En Ukraine, la vie ne s’est pas arrêtée le 24 février 2022. Deux ans et demi après l’invasion à grande échelle, comment les Ukrainiens résistent-ils à l’agression de Poutine ? Pour comprendre les transformations d’une société en guerre, nous avons rencontré des ministres, des activistes, des militaires. De Kherson à Kiev, du nouveau front de Koursk à celui décennal du Donbass, leurs témoignages et leurs histoires offrent une plongée inédite. Une série en 10 épisodes — abonnez-vous au Grand Continent pour n’en manquer aucun

1 — L’Ukraine démocratique sans alternative

Dans un monde cassé où la démocratie n’est plus une évidence, les Ukrainiens sont engagés dans une lutte inégale avec la Russie autoritaire de Poutine. 

L’importance accordée par les Ukrainiens à la transformation de leur pays en une démocratie pleinement fonctionnelle a évolué de manière significative entre décembre 2016 et mai 2024.

En décembre 2016, 35 % des répondants considéraient cette question comme « très importante », tandis que 51 % la jugeaient « importante »1. Bien que ces chiffres aient fluctué, une tendance claire apparaît à partir de décembre 2020 : le pourcentage de ceux qui jugent cette évolution « très importante » a progressivement augmenté, atteignant 67 % en mai 2024.
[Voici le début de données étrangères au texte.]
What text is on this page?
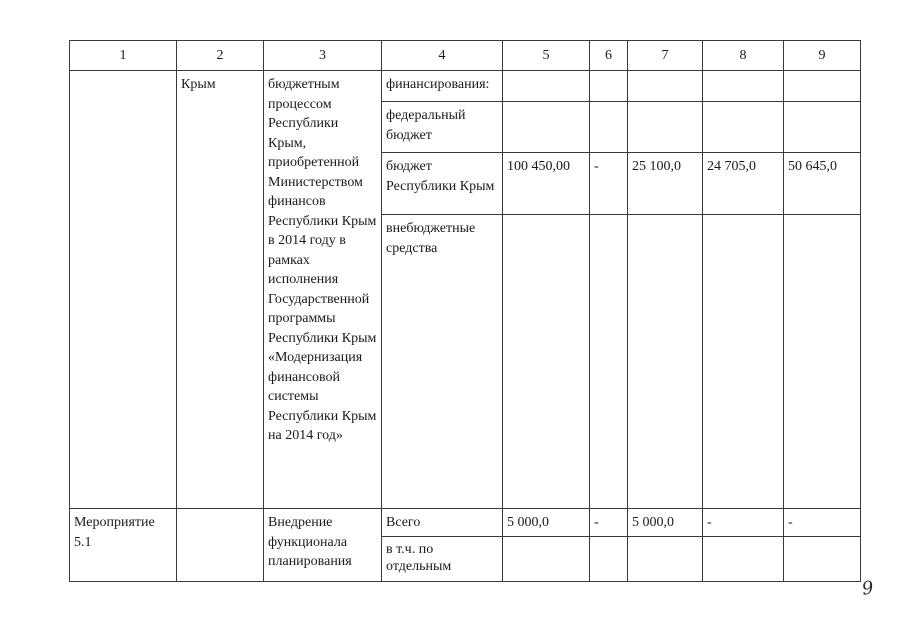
1	2	3	4	5	6	7	8	9
	Крым	бюджетным процессом Республики Крым, приобретенной Министерством финансов Республики Крым в 2014 году в рамках исполнения Государственной программы Республики Крым «Модернизация финансовой системы Республики Крым на 2014 год»	финансирования:					
			федеральный бюджет					
			бюджет Республики Крым	100 450,00	-	25 100,0	24 705,0	50 645,0
			внебюджетные средства					
Мероприятие 5.1		Внедрение функционала планирования	Всего	5 000,0	-	5 000,0	-	-
			в т.ч. по отдельным					
9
2 — Le chemin de croix vers l’Union et l’OTAN

Les Ukrainiens sont majoritairement déterminés à rejoindre l’Union européenne et l’OTAN mais leurs aspirations et leurs attentes d’ici 2030 à cet égard montrent une dynamique intéressante entre ce qu’ils souhaitent et ce qu’ils pensent être réaliste.

Selon le Kyiv International Institute of Sociology, en 2022, 90 % des Ukrainiens exprimaient le souhait que Kyiv devienne membre de l’Union d’ici 2030 et 87 % s’attendaient à ce que cela se réalise. Concernant l’OTAN, 73 % souhaitaient l’adhésion, tandis que 65 % s’attendaient à ce que l’Ukraine devienne membre de l’Alliance.

En 2024, bien que 90 % des Ukrainiens continuent de souhaiter l’adhésion à l’Union, les attentes à ce sujet ont légèrement diminué, plafonnant à 79 %. Cela indique une certaine prudence ou un réalisme accru face aux défis de l’intégration européenne — même si ce pourcentage reste élevé. En ce qui concerne l’OTAN, 84 % des Ukrainiens souhaitent toujours l’adhésion, mais les attentes ont là aussi fluctué : 71 % s’attendent à ce que l’adhésion se concrétise. Cette fluctuation s’explique en partie par la prise de conscience que la guerre durerait plus longtemps que prévu et par la déception liée aux résultats du sommet de Vilnius, où les espoirs d’un engagement clair de l’OTAN envers l’Ukraine n’ont pas été pleinement satisfaits.

L’opinion des Ukrainiens concernant le moment où leur pays pourrait devenir membre de l’Union a évolué de manière significative entre mai 2022 et mai 2024, montrant un ajustement des attentes face aux réalités du processus d’adhésion. En mai 2022, au début du processus, une majorité relative de 35 % des Ukrainiens pensait que leur pays deviendrait membre de l’Union dans un à deux ans, tandis que 28 % s’attendaient à une adhésion en moins d’un an. Cependant, 22 % prévoyaient un délai de deux à cinq ans, et seulement 7 % pensaient que cela prendrait plus de cinq ans.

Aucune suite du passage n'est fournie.